Podemos ter uma vida relativamente boa e ainda assim a desgraça nos atingir. A desgraça pode vir na forma de uma pedra enorme que esmaga o táxi no qual estamos durante um forte temporal. Ela pode vir na forma de oitenta tiros disparados pelo exército do seu próprio país. Pode vir quando seu prédio desaba em decorrência dos danos causado pela chuva. Sofrimento, dor, morte, desgraça. A vida continua? Continua não. Quem diz que continua mente ou habita um certo nível de boçalidade reflexiva que os torna incapaz de perceberem o que de fato é a vida. Ela não é "bonita, é bonita e é bonita".

Para aqueles que louvam a Deus, percebam: o som do desespero dos solitários, dos deprimidos, dos doentes, das vítimas de catástrofes e também das vítimas da violência humana devem ser como melodia para os Seus ouvidos. Afinal, o som da dor e da morte é o que Ele mais escuta. Os gritos de pavor daqueles soterrados pela chuva e feridos pelas balas fazem com que Deus fique excitado. Ele se alimenta das nossas lágrimas.

Para os que não creem Nele, percebam: a vida é um fenômeno natural que se canibaliza para sobreviver. Não há nada de admirável na natureza. Ela é trágica. Para ser possível a sobrevivência de incontáveis formas de vida animal dotadas da capacidade de sentir dor, faz-se necessário um show de horrores e matança. Sofrimento e morte eram a regra da vida muito antes do homo sapiens surgir, os animais só não tinham como articular isso, dado suas limitações.
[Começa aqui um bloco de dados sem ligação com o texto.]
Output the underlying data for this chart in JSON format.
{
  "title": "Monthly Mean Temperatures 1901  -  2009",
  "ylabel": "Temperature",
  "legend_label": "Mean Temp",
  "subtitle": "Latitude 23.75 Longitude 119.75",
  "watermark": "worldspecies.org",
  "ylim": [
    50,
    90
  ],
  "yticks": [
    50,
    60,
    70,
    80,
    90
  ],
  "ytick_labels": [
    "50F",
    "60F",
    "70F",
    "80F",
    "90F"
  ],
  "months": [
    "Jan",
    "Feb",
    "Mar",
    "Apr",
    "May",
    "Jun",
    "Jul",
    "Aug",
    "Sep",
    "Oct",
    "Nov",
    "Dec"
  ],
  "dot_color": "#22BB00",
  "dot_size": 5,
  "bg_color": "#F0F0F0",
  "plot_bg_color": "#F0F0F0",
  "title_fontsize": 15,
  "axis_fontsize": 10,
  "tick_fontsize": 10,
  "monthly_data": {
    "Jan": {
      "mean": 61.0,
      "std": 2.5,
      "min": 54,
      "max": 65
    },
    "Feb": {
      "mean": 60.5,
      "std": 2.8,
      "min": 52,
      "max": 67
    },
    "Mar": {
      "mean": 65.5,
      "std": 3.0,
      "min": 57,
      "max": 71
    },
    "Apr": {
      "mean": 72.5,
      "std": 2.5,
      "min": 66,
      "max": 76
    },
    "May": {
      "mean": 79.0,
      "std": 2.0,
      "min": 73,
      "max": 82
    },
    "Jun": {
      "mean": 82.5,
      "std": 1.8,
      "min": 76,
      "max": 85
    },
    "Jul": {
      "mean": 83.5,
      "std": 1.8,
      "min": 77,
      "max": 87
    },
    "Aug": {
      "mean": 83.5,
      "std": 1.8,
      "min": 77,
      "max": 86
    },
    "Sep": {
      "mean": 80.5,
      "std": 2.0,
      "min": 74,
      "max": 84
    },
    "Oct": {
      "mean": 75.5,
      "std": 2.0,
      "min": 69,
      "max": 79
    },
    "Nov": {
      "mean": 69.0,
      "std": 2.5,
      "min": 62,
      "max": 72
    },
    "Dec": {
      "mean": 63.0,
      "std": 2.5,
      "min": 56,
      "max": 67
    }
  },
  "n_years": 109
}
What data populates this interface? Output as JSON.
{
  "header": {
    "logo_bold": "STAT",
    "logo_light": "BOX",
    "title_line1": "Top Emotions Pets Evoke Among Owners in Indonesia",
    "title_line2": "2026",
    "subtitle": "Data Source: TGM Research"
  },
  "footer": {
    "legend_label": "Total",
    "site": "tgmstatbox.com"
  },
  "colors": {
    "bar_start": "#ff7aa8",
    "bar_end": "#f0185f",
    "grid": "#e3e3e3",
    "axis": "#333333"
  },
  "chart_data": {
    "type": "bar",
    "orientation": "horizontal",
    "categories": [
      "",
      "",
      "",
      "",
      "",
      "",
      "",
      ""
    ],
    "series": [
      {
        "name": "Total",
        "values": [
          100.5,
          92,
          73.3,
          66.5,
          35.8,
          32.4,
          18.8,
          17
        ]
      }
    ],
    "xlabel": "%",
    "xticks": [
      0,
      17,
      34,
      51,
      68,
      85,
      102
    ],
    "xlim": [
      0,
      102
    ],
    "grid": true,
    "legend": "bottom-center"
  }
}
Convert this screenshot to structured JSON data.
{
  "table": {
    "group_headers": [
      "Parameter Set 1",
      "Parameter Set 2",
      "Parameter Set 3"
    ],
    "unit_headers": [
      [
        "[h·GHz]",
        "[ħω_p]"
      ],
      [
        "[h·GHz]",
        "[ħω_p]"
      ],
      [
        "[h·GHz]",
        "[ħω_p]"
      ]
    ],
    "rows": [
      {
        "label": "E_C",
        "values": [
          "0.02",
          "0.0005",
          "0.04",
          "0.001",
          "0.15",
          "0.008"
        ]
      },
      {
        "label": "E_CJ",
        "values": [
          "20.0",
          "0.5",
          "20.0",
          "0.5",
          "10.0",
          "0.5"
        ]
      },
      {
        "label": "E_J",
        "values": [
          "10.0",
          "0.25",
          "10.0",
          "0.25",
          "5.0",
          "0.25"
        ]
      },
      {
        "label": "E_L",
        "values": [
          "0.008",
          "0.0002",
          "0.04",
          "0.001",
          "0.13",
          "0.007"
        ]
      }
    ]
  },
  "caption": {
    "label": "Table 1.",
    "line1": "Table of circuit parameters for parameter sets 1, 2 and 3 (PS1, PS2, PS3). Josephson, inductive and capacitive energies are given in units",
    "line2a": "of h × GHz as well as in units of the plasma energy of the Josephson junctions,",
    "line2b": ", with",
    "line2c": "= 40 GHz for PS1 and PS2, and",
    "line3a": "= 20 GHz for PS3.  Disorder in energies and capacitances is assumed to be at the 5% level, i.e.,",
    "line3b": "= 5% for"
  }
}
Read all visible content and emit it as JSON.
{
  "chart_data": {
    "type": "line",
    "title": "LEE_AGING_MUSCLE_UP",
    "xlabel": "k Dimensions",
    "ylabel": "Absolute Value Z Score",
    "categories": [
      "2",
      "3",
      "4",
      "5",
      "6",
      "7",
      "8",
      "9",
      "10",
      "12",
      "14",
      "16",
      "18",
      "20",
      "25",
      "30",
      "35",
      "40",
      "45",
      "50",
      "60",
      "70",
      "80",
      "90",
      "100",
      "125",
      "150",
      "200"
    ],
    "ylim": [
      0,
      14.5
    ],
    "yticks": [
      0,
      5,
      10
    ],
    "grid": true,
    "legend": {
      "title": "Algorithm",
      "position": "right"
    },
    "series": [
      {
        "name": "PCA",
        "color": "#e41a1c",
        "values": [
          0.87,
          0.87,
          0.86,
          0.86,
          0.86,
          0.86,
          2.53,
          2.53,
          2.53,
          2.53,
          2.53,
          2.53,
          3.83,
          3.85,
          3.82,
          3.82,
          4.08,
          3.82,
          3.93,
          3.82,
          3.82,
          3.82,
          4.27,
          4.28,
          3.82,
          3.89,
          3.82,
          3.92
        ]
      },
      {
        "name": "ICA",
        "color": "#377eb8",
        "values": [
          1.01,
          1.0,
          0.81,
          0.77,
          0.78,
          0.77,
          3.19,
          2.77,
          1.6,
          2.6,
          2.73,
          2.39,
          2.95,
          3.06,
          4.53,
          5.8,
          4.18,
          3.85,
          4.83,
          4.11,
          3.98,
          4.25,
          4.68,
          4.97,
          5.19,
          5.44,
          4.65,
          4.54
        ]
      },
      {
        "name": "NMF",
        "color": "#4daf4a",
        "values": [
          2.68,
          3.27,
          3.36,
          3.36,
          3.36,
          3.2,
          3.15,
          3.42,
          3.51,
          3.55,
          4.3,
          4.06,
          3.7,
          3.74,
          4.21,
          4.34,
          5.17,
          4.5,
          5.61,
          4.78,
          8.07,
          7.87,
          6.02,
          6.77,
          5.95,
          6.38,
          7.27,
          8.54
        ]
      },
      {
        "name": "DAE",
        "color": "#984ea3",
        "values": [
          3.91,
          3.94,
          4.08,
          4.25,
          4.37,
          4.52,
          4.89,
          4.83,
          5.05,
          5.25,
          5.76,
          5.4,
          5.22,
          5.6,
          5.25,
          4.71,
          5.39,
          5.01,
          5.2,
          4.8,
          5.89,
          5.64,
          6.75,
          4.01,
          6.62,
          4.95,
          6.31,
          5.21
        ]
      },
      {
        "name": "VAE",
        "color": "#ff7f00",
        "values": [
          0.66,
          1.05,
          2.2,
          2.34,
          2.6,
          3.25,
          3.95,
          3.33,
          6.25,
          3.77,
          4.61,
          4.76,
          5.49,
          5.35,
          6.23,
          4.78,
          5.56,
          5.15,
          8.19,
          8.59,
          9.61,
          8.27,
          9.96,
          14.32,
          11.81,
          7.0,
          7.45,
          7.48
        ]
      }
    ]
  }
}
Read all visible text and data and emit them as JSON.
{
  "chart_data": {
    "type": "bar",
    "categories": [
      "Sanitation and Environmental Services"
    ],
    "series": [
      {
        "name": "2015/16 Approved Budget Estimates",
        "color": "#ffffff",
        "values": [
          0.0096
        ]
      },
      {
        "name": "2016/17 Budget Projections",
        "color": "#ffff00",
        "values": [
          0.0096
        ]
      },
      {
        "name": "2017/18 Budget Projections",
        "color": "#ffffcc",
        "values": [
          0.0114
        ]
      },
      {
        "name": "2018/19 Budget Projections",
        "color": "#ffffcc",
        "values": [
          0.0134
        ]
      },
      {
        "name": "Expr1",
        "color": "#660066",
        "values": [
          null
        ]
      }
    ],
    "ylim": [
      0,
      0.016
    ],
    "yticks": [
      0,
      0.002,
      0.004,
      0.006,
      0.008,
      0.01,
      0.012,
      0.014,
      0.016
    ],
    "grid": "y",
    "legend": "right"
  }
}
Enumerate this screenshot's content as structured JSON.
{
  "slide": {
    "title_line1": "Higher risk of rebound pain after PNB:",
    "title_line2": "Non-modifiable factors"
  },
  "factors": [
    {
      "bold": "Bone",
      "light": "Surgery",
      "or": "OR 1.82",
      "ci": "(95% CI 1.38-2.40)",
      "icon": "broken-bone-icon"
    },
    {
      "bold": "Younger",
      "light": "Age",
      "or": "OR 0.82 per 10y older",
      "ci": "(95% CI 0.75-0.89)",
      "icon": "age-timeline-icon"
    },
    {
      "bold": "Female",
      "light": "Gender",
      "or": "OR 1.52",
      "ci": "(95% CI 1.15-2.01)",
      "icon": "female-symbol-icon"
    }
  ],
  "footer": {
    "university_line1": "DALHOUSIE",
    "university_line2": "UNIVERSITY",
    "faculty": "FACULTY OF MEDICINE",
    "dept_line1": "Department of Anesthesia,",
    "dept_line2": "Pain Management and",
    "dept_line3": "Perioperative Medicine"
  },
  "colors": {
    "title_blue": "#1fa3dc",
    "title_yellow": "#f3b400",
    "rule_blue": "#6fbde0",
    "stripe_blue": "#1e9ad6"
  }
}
Sobre o mito de Pandora escrito por Hesíodo, ainda existe o debate a respeito do que ficou dentro do jarro de males. A palavra grega élpis é geralmente traduzida por "esperança". Porém, desde a antiguidade, alguns afirmam que élpis, em Hesíodo, significaria o conhecimento daquilo que ainda irá acontecer, a antevisão. A antevisão faria com que os homens fossem capazes de viver sabendo de todas as desgraças que os acometeriam, inclusive quando e como eles iriam morrer. Isso faria a vida dos homens ainda mais desgraçada. A esperança, portanto, seria o produto desse último mal não ter sido libertado do jarro quando Pandora o abriu.

Por não vermos o futuro, por sermos ignorantes do mal que virá amanhã, temos esperança.